Here are the correct corrections.  With these fixes to litewin.ps everything
works regardless the value of TidyState.  Replace the two procedures by:
    /DestroyIcon {
	UserProfile /TidyState get /Always ne Iconic? or {
	    IconX IconY /lift IconTiler send
	} if
    } def
and:
    /TileIcon {
	Iconic? {
	    IconPlace /move self send
	} {
	    UserProfile /TidyState get /Always eq {
	        IconX IconY /lift IconTiler send
	    } if
	} ifelse
    } def
I should not post late at night!
--
dik t. winter, cwi, amsterdam, nederland
dik@cwi.nl

msc@ramoth.esd.sgi.com (Mark Callow) (09/22/90)

In article <2200@charon.cwi.nl>, dik@cwi.nl (Dik T. Winter) writes:
|> In article <2196@charon.cwi.nl> dik@cwi.nl (I) write:
|> ... <about some corrections to litewin.ps>
|> 
|> Alas, the corrections were not correct.  Although with these all would go
well

Thank you Dik for pointing out this bug.

Alas your corrections to your corrections are not correct either.  If
/TidyState is not /Always and you zap a window without ever having
stowed it to an icon, your /DestroyIcon function causes a PostScript
error.  In a one-window application, since the window is destined to
die anyway, this is only noticeable as noise in the SYSLOG file.  In a
multi-window app it becomes a serious problem because the error causes
the application to exit and all its windows to disappear.

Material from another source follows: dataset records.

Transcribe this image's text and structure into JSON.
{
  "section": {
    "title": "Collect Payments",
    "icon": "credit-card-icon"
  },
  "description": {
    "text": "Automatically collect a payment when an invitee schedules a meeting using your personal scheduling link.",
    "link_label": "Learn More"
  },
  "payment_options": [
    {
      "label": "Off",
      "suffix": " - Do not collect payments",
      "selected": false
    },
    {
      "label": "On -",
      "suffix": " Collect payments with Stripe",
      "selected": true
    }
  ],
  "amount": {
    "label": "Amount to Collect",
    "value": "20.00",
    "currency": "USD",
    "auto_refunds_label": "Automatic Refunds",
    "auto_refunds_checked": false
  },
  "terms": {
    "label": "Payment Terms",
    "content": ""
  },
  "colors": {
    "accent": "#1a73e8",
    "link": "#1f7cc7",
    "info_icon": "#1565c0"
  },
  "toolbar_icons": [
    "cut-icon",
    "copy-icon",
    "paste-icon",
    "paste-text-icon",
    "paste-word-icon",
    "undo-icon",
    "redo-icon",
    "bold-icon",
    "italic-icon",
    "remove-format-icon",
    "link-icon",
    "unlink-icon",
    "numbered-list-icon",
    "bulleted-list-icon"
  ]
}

Here is my version of DestroyIcon. I've also included /TileIcon to
keep the entire fix in one place.

    /DestroyIcon {
	UserProfile /TidyState get
	dup /Always eq Iconic? and exch /First eq IconX null ne and or {
            IconX IconY /lift IconTiler send
        } if
    } def

    /TileIcon {
        Iconic? {
            IconPlace /move self send
        } {
            UserProfile /TidyState get /Always eq {
                IconX IconY /lift IconTiler send
            } if
        } ifelse
    } def

I'm attempting to get this fix into release 3.3.2.
--
From the TARDIS of Mark Callow
msc@ramoth.sgi.com, ...{ames,decwrl}!sgi!msc
"There is much virtue in a window.  It is to a human being as a frame is to
a painting, as a proscenium to a play.  It strongly defines its content."